Updated on 21.12.2017: AWS has now announced VPC inter-region peering that encrypts with no single point of failure and no bandwidth bottleneck. Traffic is always routed through the AWS backbone network hence provides a high degree of isolation.
- Use NAT gateways if you need instances in a private subnet to communicate with the internet. For example if they need to access public AWS services such as dynamo DB or third party endpoints. NAT Gateways are fully managed, redundant, highly available and can handle up to 10Gbps of bursty traffic. The downside is that they do not offer (unlike Internet Gateways) multi-zone capability (A NAT Gateway has to be created per availability zone) and require elastic IPs.
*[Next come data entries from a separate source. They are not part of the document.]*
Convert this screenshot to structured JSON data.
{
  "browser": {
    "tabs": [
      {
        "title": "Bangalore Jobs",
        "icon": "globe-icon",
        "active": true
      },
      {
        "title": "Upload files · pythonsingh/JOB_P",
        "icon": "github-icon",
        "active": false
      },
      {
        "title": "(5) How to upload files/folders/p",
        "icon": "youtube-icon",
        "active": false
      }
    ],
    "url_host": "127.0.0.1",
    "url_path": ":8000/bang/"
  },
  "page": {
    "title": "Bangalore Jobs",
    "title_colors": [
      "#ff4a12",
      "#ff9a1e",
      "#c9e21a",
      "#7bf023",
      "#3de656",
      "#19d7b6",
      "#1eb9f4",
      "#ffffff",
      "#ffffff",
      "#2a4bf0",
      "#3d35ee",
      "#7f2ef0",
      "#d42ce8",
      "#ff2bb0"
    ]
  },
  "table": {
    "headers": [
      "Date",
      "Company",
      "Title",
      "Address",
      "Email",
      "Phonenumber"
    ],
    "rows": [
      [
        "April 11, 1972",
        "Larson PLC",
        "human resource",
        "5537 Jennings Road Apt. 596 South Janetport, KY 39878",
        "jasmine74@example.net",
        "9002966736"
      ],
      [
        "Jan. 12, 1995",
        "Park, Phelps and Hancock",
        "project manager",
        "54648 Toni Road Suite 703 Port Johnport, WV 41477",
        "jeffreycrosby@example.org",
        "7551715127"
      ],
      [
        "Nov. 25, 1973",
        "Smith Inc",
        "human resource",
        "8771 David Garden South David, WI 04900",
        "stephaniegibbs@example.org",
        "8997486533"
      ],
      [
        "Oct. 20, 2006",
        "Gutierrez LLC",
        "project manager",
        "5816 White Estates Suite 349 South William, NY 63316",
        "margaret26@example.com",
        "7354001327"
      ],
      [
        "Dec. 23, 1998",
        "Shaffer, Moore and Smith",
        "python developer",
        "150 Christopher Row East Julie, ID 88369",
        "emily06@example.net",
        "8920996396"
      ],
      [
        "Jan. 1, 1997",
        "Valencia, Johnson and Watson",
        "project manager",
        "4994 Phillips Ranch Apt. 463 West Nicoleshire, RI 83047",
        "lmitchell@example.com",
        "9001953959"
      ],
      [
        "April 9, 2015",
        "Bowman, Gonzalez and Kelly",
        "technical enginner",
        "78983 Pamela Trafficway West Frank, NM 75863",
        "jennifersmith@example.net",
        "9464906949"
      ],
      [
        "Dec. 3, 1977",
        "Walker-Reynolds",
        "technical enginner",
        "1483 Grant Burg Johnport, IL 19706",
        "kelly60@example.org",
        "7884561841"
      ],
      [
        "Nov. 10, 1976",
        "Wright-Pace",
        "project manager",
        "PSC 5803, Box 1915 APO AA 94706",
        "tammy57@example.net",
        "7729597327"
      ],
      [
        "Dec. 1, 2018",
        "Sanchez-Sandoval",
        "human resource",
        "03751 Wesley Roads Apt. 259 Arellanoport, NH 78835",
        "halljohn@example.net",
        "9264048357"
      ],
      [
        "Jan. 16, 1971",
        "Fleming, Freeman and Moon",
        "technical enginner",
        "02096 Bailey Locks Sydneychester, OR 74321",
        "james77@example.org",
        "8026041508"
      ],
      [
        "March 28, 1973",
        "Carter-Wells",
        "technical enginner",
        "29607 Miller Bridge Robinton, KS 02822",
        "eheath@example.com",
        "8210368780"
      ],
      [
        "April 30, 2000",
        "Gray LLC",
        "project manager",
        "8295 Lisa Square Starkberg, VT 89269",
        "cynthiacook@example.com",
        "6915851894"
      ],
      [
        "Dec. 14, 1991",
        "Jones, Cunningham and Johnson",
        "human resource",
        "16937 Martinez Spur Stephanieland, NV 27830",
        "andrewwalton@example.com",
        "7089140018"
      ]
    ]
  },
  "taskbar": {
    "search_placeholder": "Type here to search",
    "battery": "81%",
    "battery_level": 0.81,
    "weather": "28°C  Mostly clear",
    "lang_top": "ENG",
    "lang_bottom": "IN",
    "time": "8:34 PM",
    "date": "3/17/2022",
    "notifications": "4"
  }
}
- Use VPC endpoints to access S3 resources from within your VPC. They allow you to access to Amazon S3 resources (AWS promises to add more services at some point) securely from your instances without having to use Internet Gateway, VPN, or NAT. Both a VPC endpoint and an S3 bucket have to be in the same region though. Use IAM policies to control VPC access to Amazon S3 resources.
Updated on 21.12.2017: AWS has released a new service called PrivateLink which is a collection of are API endpoints for a number of AWS services that can be added to your VPC and accessed securely as private endpoints.